Poisson Distribution

[Josephine]

An aircraft has 116 seats. The airline found, from past experience, that on average, 2.5% of ticketed passengers will fail to check in for a flight. IF the airline sells 120 tickets for a flight, find, by using a suitable approximation, the probability that more than 116 passengers will check in for a flight. Find also the probability that there will be empty seats on the flight.

My working:
n=120, p= 2.5?
How do i get started? Thanks.

 

[galactus]

Use the normal approximation to binomial distribution.

 

[tkhunny]

Did you label this "Poisson" on purpose?

120*0.025 = 3 <== This is your parameter for your Poisson Distribution.

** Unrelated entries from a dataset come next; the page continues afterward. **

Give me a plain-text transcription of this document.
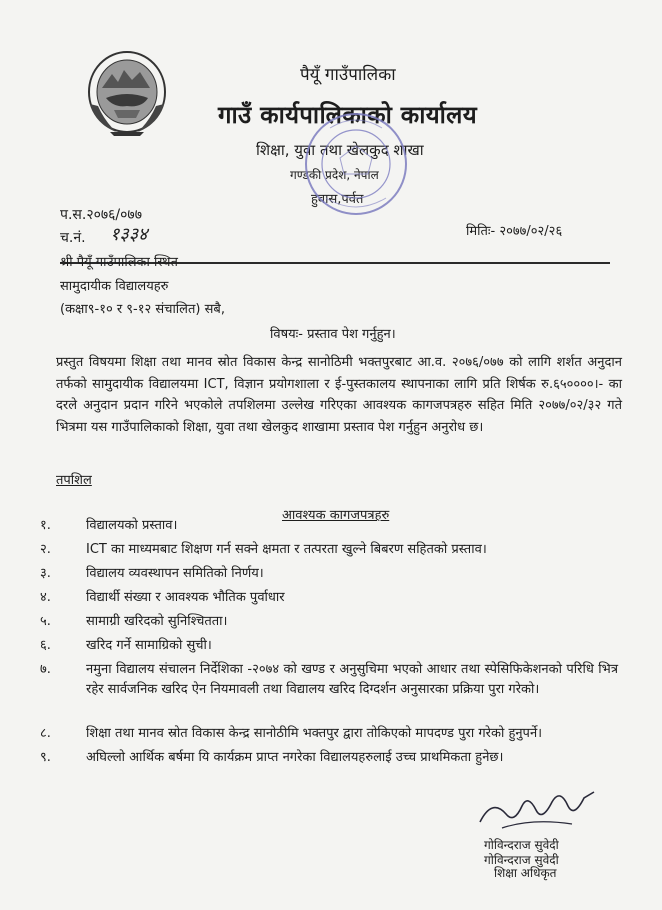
पैयूँ गाउँपालिका
गाउँ कार्यपालिकाको कार्यालय
शिक्षा, युवा तथा खेलकुद शाखा
गण्डकी प्रदेश, नेपाल
हुवास,पर्वत
प.स.२०७६/०७७
च.नं. १३३४	मितिः- २०७७/०२/२६
श्री पैयूँ गाउँपालिका स्थित
सामुदायीक विद्यालयहरु
(कक्षा९-१० र ९-१२ संचालित) सबै,
विषयः- प्रस्ताव पेश गर्नुहुन।
प्रस्तुत विषयमा शिक्षा तथा मानव स्रोत विकास केन्द्र सानोठिमी भक्तपुरबाट आ.व. २०७६/०७७ को लागि शर्शत अनुदान तर्फको सामुदायीक विद्यालयमा ICT, विज्ञान प्रयोगशाला र ई-पुस्तकालय स्थापनाका लागि प्रति शिर्षक रु.६५००००।- का दरले अनुदान प्रदान गरिने भएकोले तपशिलमा उल्लेख गरिएका आवश्यक कागजपत्रहरु सहित मिति २०७७/०२/३२ गते भित्रमा यस गाउँपालिकाको शिक्षा, युवा तथा खेलकुद शाखामा प्रस्ताव पेश गर्नुहुन अनुरोध छ।
तपशिल
आवश्यक कागजपत्रहरु
१.	विद्यालयको प्रस्ताव।
२.	ICT का माध्यमबाट शिक्षण गर्न सक्ने क्षमता र तत्परता खुल्ने बिबरण सहितको प्रस्ताव।
३.	विद्यालय व्यवस्थापन समितिको निर्णय।
४.	विद्यार्थी संख्या र आवश्यक भौतिक पुर्वाधार
५.	सामाग्री खरिदको सुनिश्चितता।
६.	खरिद गर्ने सामाग्रिको सुची।
७.	नमुना विद्यालय संचालन निर्देशिका -२०७४ को खण्ड र अनुसुचिमा भएको आधार तथा स्पेसिफिकेशनको परिधि भित्र रहेर सार्वजनिक खरिद ऐन नियमावली तथा विद्यालय खरिद दिग्दर्शन अनुसारका प्रक्रिया पुरा गरेको।
८.	शिक्षा तथा मानव स्रोत विकास केन्द्र सानोठीमि भक्तपुर द्वारा तोकिएको मापदण्ड पुरा गरेको हुनुपर्ने।
९.	अघिल्लो आर्थिक बर्षमा यि कार्यक्रम प्राप्त नगरेका विद्यालयहरुलाई उच्च प्राथमिकता हुनेछ।
गोविन्दराज सुवेदी
गोविन्दराज सुवेदी
शिक्षा अधिकृत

Pr(Overbooked), in this case, means 117, 118, 119, or 120, corresponding to failure to check in values of 3, 2, 1, and 0. For Pr(No Empty Seats), just add 116, or 4 fail to check in. For Pr(an empty seat), calculate 1 - Pr(No Empty Seats)

If \(\displaystyle \L\,Pr(n) = \frac{e^{-3}*3^{n}}{n!}\), find 1-(Pr(0)+Pr(1)+Pr(2)+Pr(3)+Pr(4)).

I get 18.47%. How close was that to your Normal or Binomial approximations?